Let's say you use your own-run web server on your own machine (home likely for an individual, at the office for a small business), and https and/or a vpn between the phone and the server. Potentially all the way to a remote desktop or SSH to command line app. Let's compare:
> Privacy
For phone-hosted: threats of phone image screening, repair tech access, checkpoint demands, security bugs. For server-hosted: mostly just security bugs and working around phone cache.
> reliability and predictability
For phone-hosted: you'll never have all your data, you are constantly dependant on apps tradeoffs or outright availability (even my train schedule app stopped supporting my phone OS, amazing), phone theft or broken or other loss. For server-hosted: All your data, apps you control, always able to write your own additional tool and deploy whenever you want, reliable backups, against rare no network access.

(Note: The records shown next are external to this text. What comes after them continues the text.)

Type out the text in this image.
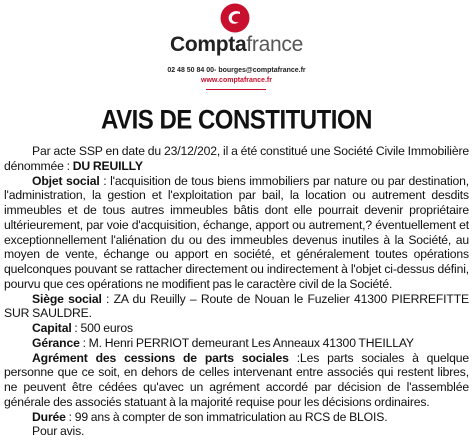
Comptafrance
02 48 50 84 00- bourges@comptafrance.fr
www.comptafrance.fr
AVIS DE CONSTITUTION

Par acte SSP en date du 23/12/202, il a été constitué une Société Civile Immobilière dénommée : DU REUILLY

Objet social : l'acquisition de tous biens immobiliers par nature ou par destination, l'administration, la gestion et l'exploitation par bail, la location ou autrement desdits immeubles et de tous autres immeubles bâtis dont elle pourrait devenir propriétaire ultérieurement, par voie d'acquisition, échange, apport ou autrement,? éventuellement et exceptionnellement l'aliénation du ou des immeubles devenus inutiles à la Société, au moyen de vente, échange ou apport en société, et généralement toutes opérations quelconques pouvant se rattacher directement ou indirectement à l'objet ci-dessus défini, pourvu que ces opérations ne modifient pas le caractère civil de la Société.

Siège social : ZA du Reuilly – Route de Nouan le Fuzelier 41300 PIERREFITTE SUR SAULDRE.

Capital : 500 euros

Gérance : M. Henri PERRIOT demeurant Les Anneaux 41300 THEILLAY

Agrément des cessions de parts sociales :Les parts sociales à quelque personne que ce soit, en dehors de celles intervenant entre associés qui restent libres, ne peuvent être cédées qu'avec un agrément accordé par décision de l'assemblée générale des associés statuant à la majorité requise pour les décisions ordinaires.

Durée : 99 ans à compter de son immatriculation au RCS de BLOIS.

Pour avis.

> wanting to avoid setting up accounts
For phone-hosted: Indeed more and more difficult to deploy your own apps (because accounts and hoops to jump). For server-hosted: what accounts? My server my accounts. You rarely need something like an additional remote server (which even then would be less constrained than a phone developer account - and probably cheaper.)
> space (you didn't mention this one)
Server-hosted is much cheaper space than on the phone (at the tradeoff of transfer speed).
> development hurdles (you didn't mention this one)
Gone! Free as the wind! Whatever tool, whatever "pratices", no gatekeepers, update when you want either standard software or your own - or postpone updates when the situation demands. Absurdly simpler development. All yours.
So anyway, my point is that the original attractiveness of hosting a private-data personal app on the phone has changed. (1) that has been made harder - and less private, while (2) access of your home server has become MUCH better.